Two further constraints shaped the brief. Every parent had to be able to enrol a child in under two minutes — no account, no password reset, no email verification round-trip. And because the data being collected was children's personal information, GDPR couldn't be a bolted-on afterthought. It had to sit at the centre of the architecture.
The approach.
A single-page WordPress site paired with a bespoke enrolment plugin, built on standard WordPress patterns — Custom Post Types, REST API, native admin UI — with no third-party plugin dependencies for the core booking logic. Less to maintain, less to break, and full ownership of the source code, database, and credentials in the client's name from day one.


The booking flow itself was deliberately minimal. No login. Honeypot anti-spam. Duplicate-booking prevention via child name, date of birth, and email. An instant confirmation screen with a reference number. When a class fills, a waiting list auto-engages, captures identical data, and auto-promotes the next person in line — emailing them — when a confirmed seat is freed up. The admin can override any of it manually but rarely needs to.


GDPR was built in rather than retrofitted. Versioned consent stored in the database so the client can prove what was agreed and when. Plain-English consent language, not legal boilerplate. Personal data automatically anonymised twelve months after term end. Subject access and erasure requests handled in minutes rather than days. Two-factor authentication on admin accounts, encrypted backups, role-based access.

Mid-engagement, the scope expanded. The original brief explicitly excluded fee collection — the booking was the conversion, and recurring fees lived in a separate workflow.
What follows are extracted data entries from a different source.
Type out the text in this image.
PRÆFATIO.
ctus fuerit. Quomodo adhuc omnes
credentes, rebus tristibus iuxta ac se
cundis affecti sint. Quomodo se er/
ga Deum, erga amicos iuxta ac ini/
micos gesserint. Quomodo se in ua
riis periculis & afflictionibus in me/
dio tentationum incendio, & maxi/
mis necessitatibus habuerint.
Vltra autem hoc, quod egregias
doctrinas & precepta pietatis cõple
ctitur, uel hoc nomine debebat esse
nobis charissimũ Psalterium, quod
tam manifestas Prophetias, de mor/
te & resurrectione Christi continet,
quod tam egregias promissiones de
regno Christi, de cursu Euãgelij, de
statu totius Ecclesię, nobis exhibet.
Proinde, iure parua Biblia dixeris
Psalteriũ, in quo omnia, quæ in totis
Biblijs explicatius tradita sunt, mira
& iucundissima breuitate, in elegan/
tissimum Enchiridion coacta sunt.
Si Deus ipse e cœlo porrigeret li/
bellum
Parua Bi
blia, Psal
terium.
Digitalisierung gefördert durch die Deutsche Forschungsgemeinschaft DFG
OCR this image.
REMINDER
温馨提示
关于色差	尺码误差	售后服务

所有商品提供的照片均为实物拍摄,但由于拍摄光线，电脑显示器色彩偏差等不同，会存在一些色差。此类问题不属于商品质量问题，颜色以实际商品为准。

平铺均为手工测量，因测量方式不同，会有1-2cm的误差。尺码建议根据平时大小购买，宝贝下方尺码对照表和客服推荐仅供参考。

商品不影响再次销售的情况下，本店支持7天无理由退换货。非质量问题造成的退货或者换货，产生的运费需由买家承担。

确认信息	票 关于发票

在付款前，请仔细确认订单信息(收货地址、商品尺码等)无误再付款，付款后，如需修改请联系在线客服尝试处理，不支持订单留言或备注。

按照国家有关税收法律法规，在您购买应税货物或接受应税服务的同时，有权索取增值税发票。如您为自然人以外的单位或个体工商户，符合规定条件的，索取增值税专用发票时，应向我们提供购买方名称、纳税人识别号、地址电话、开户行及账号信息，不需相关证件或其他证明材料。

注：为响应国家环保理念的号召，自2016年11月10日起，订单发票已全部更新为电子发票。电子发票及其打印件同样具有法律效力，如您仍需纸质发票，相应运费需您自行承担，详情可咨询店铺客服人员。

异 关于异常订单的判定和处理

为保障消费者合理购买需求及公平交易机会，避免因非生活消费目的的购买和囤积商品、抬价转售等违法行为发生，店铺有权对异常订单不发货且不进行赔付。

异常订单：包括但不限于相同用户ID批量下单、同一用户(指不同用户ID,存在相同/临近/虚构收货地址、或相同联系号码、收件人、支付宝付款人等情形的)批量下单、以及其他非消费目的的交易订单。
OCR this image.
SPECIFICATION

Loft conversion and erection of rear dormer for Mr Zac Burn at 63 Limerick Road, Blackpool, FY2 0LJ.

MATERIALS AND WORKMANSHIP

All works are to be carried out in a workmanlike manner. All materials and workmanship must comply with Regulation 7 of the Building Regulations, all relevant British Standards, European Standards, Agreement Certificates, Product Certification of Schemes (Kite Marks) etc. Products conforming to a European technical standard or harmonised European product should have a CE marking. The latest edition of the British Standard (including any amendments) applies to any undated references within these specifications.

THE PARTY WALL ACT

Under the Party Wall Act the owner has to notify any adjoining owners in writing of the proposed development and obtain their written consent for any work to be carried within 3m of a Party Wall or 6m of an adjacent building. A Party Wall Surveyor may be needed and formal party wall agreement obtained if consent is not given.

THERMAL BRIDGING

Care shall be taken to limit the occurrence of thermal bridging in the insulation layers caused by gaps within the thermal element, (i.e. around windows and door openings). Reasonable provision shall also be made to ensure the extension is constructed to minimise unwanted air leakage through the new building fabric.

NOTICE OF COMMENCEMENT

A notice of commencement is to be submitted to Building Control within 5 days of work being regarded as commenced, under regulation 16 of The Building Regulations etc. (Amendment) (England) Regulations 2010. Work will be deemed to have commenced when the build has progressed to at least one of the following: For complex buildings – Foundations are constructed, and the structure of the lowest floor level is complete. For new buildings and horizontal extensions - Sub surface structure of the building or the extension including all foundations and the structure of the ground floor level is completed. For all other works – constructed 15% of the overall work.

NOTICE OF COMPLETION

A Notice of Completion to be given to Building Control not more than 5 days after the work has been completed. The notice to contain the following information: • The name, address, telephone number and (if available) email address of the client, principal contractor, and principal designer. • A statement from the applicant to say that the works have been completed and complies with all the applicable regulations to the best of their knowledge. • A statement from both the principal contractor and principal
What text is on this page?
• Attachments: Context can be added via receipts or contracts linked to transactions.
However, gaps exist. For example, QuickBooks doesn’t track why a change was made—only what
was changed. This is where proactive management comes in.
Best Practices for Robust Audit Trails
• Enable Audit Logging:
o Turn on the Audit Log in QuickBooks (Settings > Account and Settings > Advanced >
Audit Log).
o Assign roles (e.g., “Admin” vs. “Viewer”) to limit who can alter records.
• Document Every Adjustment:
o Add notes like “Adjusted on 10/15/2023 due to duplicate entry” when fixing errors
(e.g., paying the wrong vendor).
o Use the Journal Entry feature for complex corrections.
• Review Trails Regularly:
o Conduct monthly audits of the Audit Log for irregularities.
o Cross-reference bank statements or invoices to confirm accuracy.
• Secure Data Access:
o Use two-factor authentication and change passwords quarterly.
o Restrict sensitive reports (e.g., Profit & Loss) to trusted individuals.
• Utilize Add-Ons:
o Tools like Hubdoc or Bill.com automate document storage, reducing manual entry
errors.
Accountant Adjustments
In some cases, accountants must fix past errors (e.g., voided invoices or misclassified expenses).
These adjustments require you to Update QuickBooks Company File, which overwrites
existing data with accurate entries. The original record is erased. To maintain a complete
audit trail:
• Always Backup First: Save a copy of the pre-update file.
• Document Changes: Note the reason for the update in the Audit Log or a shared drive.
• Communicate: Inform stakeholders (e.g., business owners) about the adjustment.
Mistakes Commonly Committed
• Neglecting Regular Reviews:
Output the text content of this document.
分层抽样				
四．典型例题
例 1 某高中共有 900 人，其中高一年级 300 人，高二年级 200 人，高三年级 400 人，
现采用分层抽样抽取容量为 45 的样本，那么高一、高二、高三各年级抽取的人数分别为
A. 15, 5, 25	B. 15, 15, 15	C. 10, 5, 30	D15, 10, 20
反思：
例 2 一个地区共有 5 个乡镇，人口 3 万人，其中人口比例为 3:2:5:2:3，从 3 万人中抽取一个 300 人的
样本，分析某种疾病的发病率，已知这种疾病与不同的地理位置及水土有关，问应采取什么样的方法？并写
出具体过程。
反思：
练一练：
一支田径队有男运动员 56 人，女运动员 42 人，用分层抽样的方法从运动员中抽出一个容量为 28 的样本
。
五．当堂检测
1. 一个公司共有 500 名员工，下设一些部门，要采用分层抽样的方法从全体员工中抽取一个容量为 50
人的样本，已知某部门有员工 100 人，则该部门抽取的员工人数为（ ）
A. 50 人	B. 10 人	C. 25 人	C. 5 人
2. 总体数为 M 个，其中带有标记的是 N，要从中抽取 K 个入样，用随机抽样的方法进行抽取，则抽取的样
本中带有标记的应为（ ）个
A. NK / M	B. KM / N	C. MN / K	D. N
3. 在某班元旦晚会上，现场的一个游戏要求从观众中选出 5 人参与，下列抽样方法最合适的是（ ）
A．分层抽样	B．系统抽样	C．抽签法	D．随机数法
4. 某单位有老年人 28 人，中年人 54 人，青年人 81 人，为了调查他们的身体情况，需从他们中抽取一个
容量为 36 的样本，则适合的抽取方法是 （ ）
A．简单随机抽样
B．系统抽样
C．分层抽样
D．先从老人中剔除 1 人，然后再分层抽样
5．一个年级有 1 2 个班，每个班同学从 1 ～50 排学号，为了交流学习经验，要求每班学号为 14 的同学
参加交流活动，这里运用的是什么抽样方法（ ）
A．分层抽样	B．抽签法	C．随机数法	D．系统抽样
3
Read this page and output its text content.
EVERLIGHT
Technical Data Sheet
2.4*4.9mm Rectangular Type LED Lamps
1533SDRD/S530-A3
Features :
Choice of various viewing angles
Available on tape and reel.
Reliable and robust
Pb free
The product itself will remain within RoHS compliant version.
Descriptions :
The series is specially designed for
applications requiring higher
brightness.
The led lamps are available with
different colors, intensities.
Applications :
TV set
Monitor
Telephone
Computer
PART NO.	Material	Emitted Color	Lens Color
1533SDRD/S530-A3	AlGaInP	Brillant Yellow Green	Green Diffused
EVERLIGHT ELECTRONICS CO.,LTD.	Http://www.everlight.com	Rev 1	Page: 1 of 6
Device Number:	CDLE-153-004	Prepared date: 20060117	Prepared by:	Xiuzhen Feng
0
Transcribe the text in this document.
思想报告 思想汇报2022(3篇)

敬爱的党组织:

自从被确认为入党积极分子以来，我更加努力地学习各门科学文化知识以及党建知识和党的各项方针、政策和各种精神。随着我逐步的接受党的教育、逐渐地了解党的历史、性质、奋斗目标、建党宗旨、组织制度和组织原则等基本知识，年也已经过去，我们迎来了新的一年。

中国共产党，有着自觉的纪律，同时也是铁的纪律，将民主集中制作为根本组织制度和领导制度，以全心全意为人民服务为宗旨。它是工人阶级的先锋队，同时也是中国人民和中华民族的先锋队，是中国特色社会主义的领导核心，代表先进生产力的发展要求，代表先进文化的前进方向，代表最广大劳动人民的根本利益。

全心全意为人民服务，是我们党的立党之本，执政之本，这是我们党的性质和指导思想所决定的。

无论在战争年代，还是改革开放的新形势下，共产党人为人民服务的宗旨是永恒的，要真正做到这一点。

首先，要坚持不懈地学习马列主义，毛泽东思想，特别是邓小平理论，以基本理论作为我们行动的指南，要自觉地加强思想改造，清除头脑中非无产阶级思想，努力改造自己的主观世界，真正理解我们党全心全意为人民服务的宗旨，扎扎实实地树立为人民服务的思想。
But as the build progressed it became clear that the recurring-fee workflow was the bigger pain point, not a separate concern. I added a GoCardless integration for Direct Debit collection: parents enrol once, set up the mandate at the same time, and term fees collect themselves. The integration sat on top of the existing custom plugin rather than replacing it, which kept the architecture clean and kept the cost-stable promise intact — no SaaS subscriptions tied to enrolment volume, ongoing cost limited to managed hosting and GoCardless's per-transaction fee paid by the client directly.

The outcome.
Live in production. Parents are enrolling. Direct Debits are collecting. Real numbers will come from the May–June and September cycles ahead — too early to measure now, but the architecture is set up to surface them clearly when they arrive.
What's measurable already: full intellectual property transferred to the client at handover, source code in their GitHub, written admin manual and three short training videos. No hostage scenario possible this time. The client has the keys; the studio has the relationship.